Orange S.A. a publié un chiffre d'affaires de 10,1 milliards d'euros au premier trimestre 2026, en hausse de 3,5 %, grâce à une croissance de 12,7 % en Afrique et au Moyen-Orient. Cette dynamique rejaillit directement sur sa filiale Sonatel, dont les performances annuelles 2025 (1 923 milliards de FCFA de revenus) confirment son poids sur la BRVM. Pour les investisseurs ouest-africains, ce double signal de croissance opérationnelle et de politique de dividende renforce l'attractivité des valeurs télécoms dans un contexte régional de digitalisation accélérée.

Les résultats trimestriels d'Orange confirment une tendance structurelle : les marchés africains et moyen-orientaux sont devenus le principal moteur de croissance du groupe. Avec un bond de 12,7 % des revenus dans cette zone, contre des progressions comprises entre 2 % et 3 % en Europe, la bascule géographique est nette. Cette performance repose sur l'expansion des services mobiles et internet, portée par une pénétration encore croissante du smartphone et des usages data. Pour la BRVM, où Sonatel représente l'une des capitalisations les plus importantes, ces chiffres sont un baromètre de la santé économique régionale.

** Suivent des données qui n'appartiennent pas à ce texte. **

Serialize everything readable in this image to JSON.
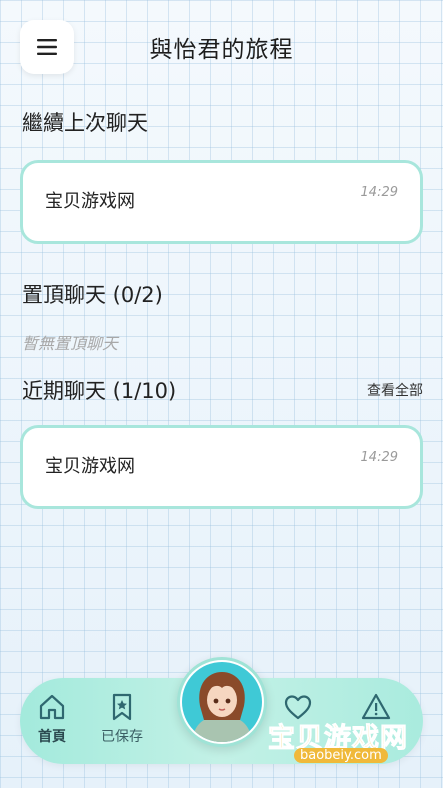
{
  "header": {
    "title": "與怡君的旅程"
  },
  "continue_section": {
    "title": "繼續上次聊天",
    "card": {
      "name": "宝贝游戏网",
      "time": "14:29"
    }
  },
  "pinned_section": {
    "title": "置頂聊天 (0/2)",
    "empty_text": "暫無置頂聊天"
  },
  "recent_section": {
    "title": "近期聊天 (1/10)",
    "view_all": "查看全部",
    "card": {
      "name": "宝贝游戏网",
      "time": "14:29"
    }
  },
  "bottom_nav": {
    "items": [
      {
        "label": "首頁",
        "icon": "home-icon",
        "active": true
      },
      {
        "label": "已保存",
        "icon": "bookmark-icon",
        "active": false
      },
      {
        "label": "",
        "icon": "heart-icon",
        "active": false
      },
      {
        "label": "",
        "icon": "warning-icon",
        "active": false
      }
    ]
  },
  "watermark": {
    "text": "宝贝游戏网",
    "url": "baobeiy.com"
  },
  "colors": {
    "accent": "#a8e6dc",
    "nav_bar": "#b3eee2",
    "muted_text": "#a8a8a8"
  }
}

Sonatel, filiale à 42,5 % d'Orange, a dégagé en 2025 un chiffre d'affaires consolidé de 1 923,1 milliards de FCFA. Ce montant illustre non seulement la force de l'opérateur historique sénégalais, mais aussi son rôle de pilier de l'indice BRVM Composite. La croissance du groupe Orange en Afrique de l'Ouest est tirée par la demande de data, le mobile money (Orange Money) et les services aux entreprises. Dans un contexte où les recettes fiscales et les investissements publics sont sous tension, la résilience de Sonatel offre une visibilité précieuse aux investisseurs.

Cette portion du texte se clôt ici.